The Super Bowl is to football what Easter is to Christianity, only much much more profitable. Between merchandizing, ticket sales and broadcasting rites, the NFL will make billions of dollars in tax-free money over the next two weeks. Every year, broadcasting companies outbid one another for the right to produce the spectacle, because they too will reap huge profits. Last year at the Super Bowl, a 30 second ad cost 3.8 million. Normally, each football game airs around 100 commercials (roughly a third of the broadcast time), which means that the Super Bowl will generate roughly 380 million dollars, not to mention the commercials that will run during the pre- and post-game spectacle. With only about 11 minutes of actual playing in any telecast, the television producers will divert our attention to coaches, cheerleaders, replays, announcers, recorded spots on different players or shots of the crowd. At the Super Bowl, when they cut to the crowd for reaction shots, our collective gaze will again be focused on the successful, those who are able to afford the record-high ticket prices at MetLife Stadium, which range from 1,250 to 2,600 dollars-a-seat. Not surprisingly, this means that average fans can't afford to go, an injustice attested to by a class-action suit recently filed in New Jersey. Yet at a time of near-record poverty levels, there is something unseemly about a civil suit that makes access to football a civil right that can be infringed upon, but ignores the symbolic social injustice of spending 1.6 billion dollars on a stadium -- even if MetLife was the first stadium financed privately rather than by fleecing the taxpayer -- with martini bars, 10,005 club seats and 218 luxury suites.

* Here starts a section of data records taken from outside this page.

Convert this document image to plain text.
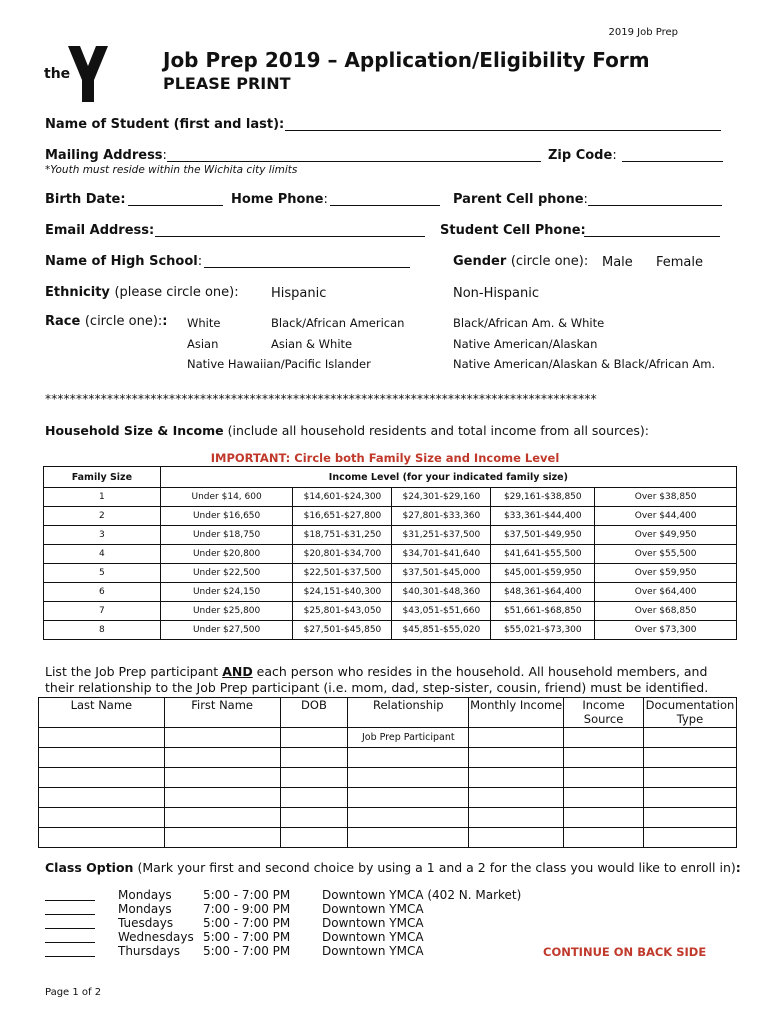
2019 Job Prep
the
Job Prep 2019 – Application/Eligibility Form
PLEASE PRINT
Name of Student (first and last):
Mailing Address:	Zip Code:
*Youth must reside within the Wichita city limits
Birth Date:	Home Phone:	Parent Cell phone:
Email Address:	Student Cell Phone:
Name of High School:	Gender (circle one): Male Female
Ethnicity (please circle one): Hispanic	Non-Hispanic
Race (circle one):: White	Black/African American	Black/African Am. & White
Asian	Asian & White	Native American/Alaskan
Native Hawaiian/Pacific Islander	Native American/Alaskan & Black/African Am.
*****************************************************************************************
Household Size & Income (include all household residents and total income from all sources):
IMPORTANT: Circle both Family Size and Income Level
Family Size	Income Level (for your indicated family size)				
1	Under $14, 600	$14,601-$24,300	$24,301-$29,160	$29,161-$38,850	Over $38,850
2	Under $16,650	$16,651-$27,800	$27,801-$33,360	$33,361-$44,400	Over $44,400
3	Under $18,750	$18,751-$31,250	$31,251-$37,500	$37,501-$49,950	Over $49,950
4	Under $20,800	$20,801-$34,700	$34,701-$41,640	$41,641-$55,500	Over $55,500
5	Under $22,500	$22,501-$37,500	$37,501-$45,000	$45,001-$59,950	Over $59,950
6	Under $24,150	$24,151-$40,300	$40,301-$48,360	$48,361-$64,400	Over $64,400
7	Under $25,800	$25,801-$43,050	$43,051-$51,660	$51,661-$68,850	Over $68,850
8	Under $27,500	$27,501-$45,850	$45,851-$55,020	$55,021-$73,300	Over $73,300
List the Job Prep participant AND each person who resides in the household. All household members, and their relationship to the Job Prep participant (i.e. mom, dad, step-sister, cousin, friend) must be identified.
Last Name	First Name	DOB	Relationship	Monthly Income	Income Source	Documentation Type
			Job Prep Participant			

Class Option (Mark your first and second choice by using a 1 and a 2 for the class you would like to enroll in):
Mondays	5:00 - 7:00 PM	Downtown YMCA (402 N. Market)
Mondays	7:00 - 9:00 PM	Downtown YMCA
Tuesdays 5:00 - 7:00 PM	Downtown YMCA
Wednesdays 5:00 - 7:00 PM	Downtown YMCA
Thursdays 5:00 - 7:00 PM	Downtown YMCA	CONTINUE ON BACK SIDE
Page 1 of 2
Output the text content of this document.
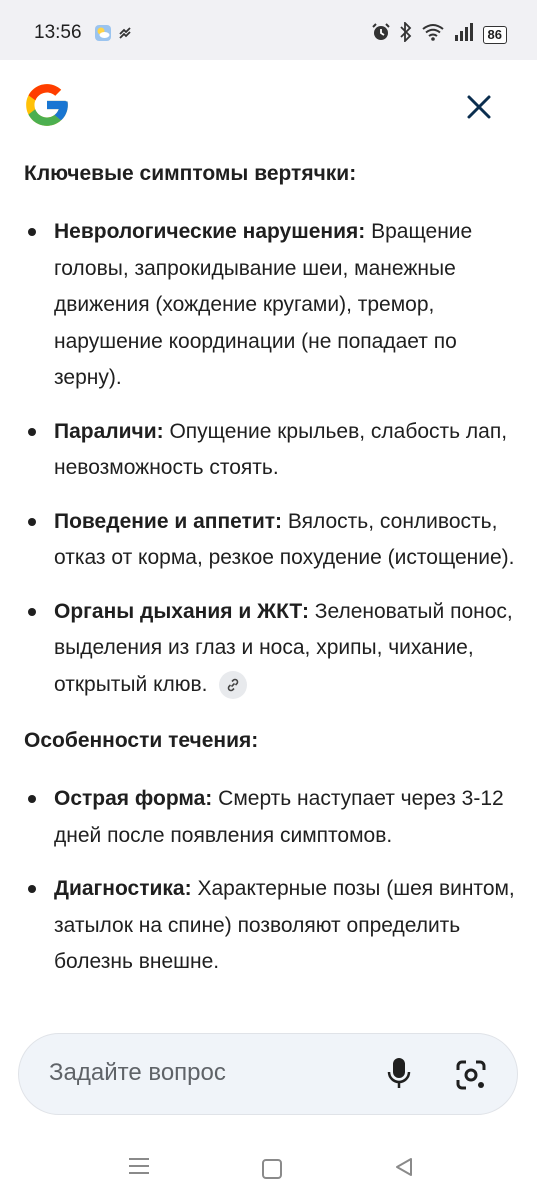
13:56	86
Ключевые симптомы вертячки:
Неврологические нарушения: Вращение головы, запрокидывание шеи, манежные движения (хождение кругами), тремор, нарушение координации (не попадает по зерну).
Параличи: Опущение крыльев, слабость лап, невозможность стоять.
Поведение и аппетит: Вялость, сонливость, отказ от корма, резкое похудение (истощение).
Органы дыхания и ЖКТ: Зеленоватый понос, выделения из глаз и носа, хрипы, чихание, открытый клюв.
Особенности течения:
Острая форма: Смерть наступает через 3-12 дней после появления симптомов.
Диагностика: Характерные позы (шея винтом, затылок на спине) позволяют определить болезнь внешне.
Задайте вопрос
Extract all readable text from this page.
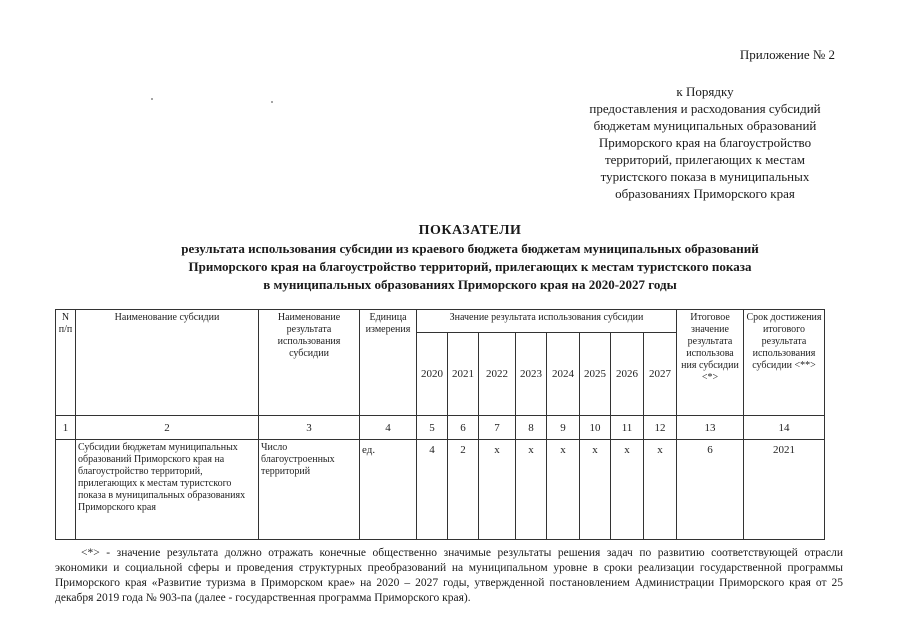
Приложение № 2
к Порядку
предоставления и расходования субсидий
бюджетам муниципальных образований
Приморского края на благоустройство
территорий, прилегающих к местам
туристского показа в муниципальных
образованиях Приморского края
ПОКАЗАТЕЛИ
результата использования субсидии из краевого бюджета бюджетам муниципальных образований
Приморского края на благоустройство территорий, прилегающих к местам туристского показа
в муниципальных образованиях Приморского края на 2020-2027 годы
N п/п	Наименование субсидии	Наименование результата использования субсидии	Единица измерения	Значение результата использования субсидии								Итоговое значение результата использова ния субсидии <*>	Срок достижения итогового результата использования субсидии <**>
				2020	2021	2022	2023	2024	2025	2026	2027		
1	2	3	4	5	6	7	8	9	10	11	12	13	14
	Субсидии бюджетам муниципальных образований Приморского края на благоустройство территорий, прилегающих к местам туристского показа в муниципальных образованиях Приморского края	Число благоустроенных территорий	ед.	4	2	х	х	х	х	х	х	6	2021
<*> - значение результата должно отражать конечные общественно значимые результаты решения задач по развитию соответствующей отрасли экономики и социальной сферы и проведения структурных преобразований на муниципальном уровне в сроки реализации государственной программы Приморского края «Развитие туризма в Приморском крае» на 2020 – 2027 годы, утвержденной постановлением Администрации Приморского края от 25 декабря 2019 года № 903-па (далее - государственная программа Приморского края).
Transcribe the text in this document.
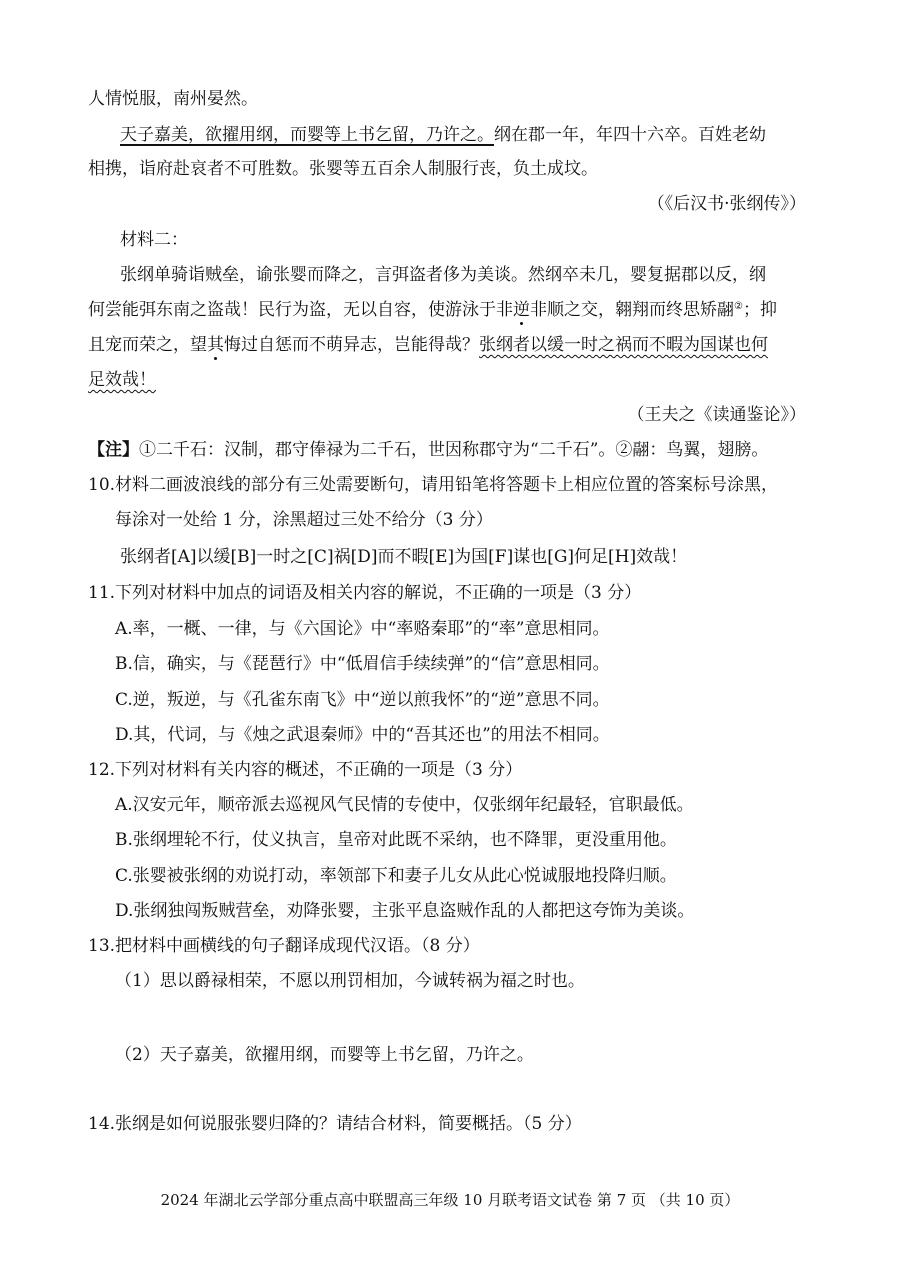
人情悦服，南州晏然。
天子嘉美，欲擢用纲，而婴等上书乞留，乃许之。纲在郡一年，年四十六卒。百姓老幼
相携，诣府赴哀者不可胜数。张婴等五百余人制服行丧，负土成坟。
（《后汉书·张纲传》）
材料二：
张纲单骑诣贼垒，谕张婴而降之，言弭盗者侈为美谈。然纲卒未几，婴复据郡以反，纲
何尝能弭东南之盗哉！民行为盗，无以自容，使游泳于非逆非顺之交，翱翔而终思矫翮②；抑
且宠而荣之，望其悔过自惩而不萌异志，岂能得哉？张纲者以缓一时之祸而不暇为国谋也何
足效哉！
（王夫之《读通鉴论》）
【注】①二千石：汉制，郡守俸禄为二千石，世因称郡守为“二千石”。②翮：鸟翼，翅膀。
10.材料二画波浪线的部分有三处需要断句，请用铅笔将答题卡上相应位置的答案标号涂黑，
每涂对一处给 1 分，涂黑超过三处不给分（3 分）
张纲者[A]以缓[B]一时之[C]祸[D]而不暇[E]为国[F]谋也[G]何足[H]效哉！
11.下列对材料中加点的词语及相关内容的解说，不正确的一项是（3 分）
A.率，一概、一律，与《六国论》中“率赂秦耶”的“率”意思相同。
B.信，确实，与《琵琶行》中“低眉信手续续弹”的“信”意思相同。
C.逆，叛逆，与《孔雀东南飞》中“逆以煎我怀”的“逆”意思不同。
D.其，代词，与《烛之武退秦师》中的“吾其还也”的用法不相同。
12.下列对材料有关内容的概述，不正确的一项是（3 分）
A.汉安元年，顺帝派去巡视风气民情的专使中，仅张纲年纪最轻，官职最低。
B.张纲埋轮不行，仗义执言，皇帝对此既不采纳，也不降罪，更没重用他。
C.张婴被张纲的劝说打动，率领部下和妻子儿女从此心悦诚服地投降归顺。
D.张纲独闯叛贼营垒，劝降张婴，主张平息盗贼作乱的人都把这夸饰为美谈。
13.把材料中画横线的句子翻译成现代汉语。（8 分）
（1）思以爵禄相荣，不愿以刑罚相加，今诚转祸为福之时也。
（2）天子嘉美，欲擢用纲，而婴等上书乞留，乃许之。
14.张纲是如何说服张婴归降的？请结合材料，简要概括。（5 分）
2024 年湖北云学部分重点高中联盟高三年级 10 月联考语文试卷 第 7 页 （共 10 页）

Meanwhile, behind the spectacle, we live in a society where huge economic resources are squandered. Instead of talking about how we could re-prioritize those resources -- the 380 million generated selling Super Bowl commercials, for instance, is roughly the amount just cut from federal heating subsidies to keep poor people from freezing this winter -- or acting to alleviate the suffering that our choices create, we focus our attention on the spectacle of success. The Super Bowl is just the most extreme example of our collective fetish. In a society where 50 million people and 22 percent of all children live in poverty, we will spend billions on a single football game for the love of distraction. In the next week, Richard Sherman will be talked about more than the water poisoned in West Virginia by Freedom Industries and a lax regulatory state, more than the trillions squandered in a never-ending war in the Middle East, and more than the systematic violence perpetrated by a federal budget that defunds programs providing assistance for the desperately poor. If actions speak louder than words, if our deeds matter more than what we say, then this is like the tax-dodging NFL running up to everyone of those people who are down -- like Richard Sherman did to his opponents on Sunday -- and giving them the big choke sign.

Over the next two weeks, in the build up to the annual climax of our shared civic religion, the NFL will spend millions to portray itself as a good corporate citizen. If it was more honest, if it were as truthful as Richard Sherman was on Sunday night, it might respond to whatever meager cultural critic who dares to question its cultural power with something like this: "We run the most powerful spectacle in the world. We wanted to make sure that everybody knew that anything else you might want to focus on -- like the league's failure to meet its obligation to the society that has turned football into a religion -- is sorry. And when you try to test our power, or to talk about the things that might help improve our society or refocus people's attention, that's the result your gonna get. Don't you ever talk about us! LOB" Or, as Sherman reiterated when he Tweeted about the interview on Monday, "The Lion doesn't concern himself with the opinions of the sheep." The candor would be refreshing.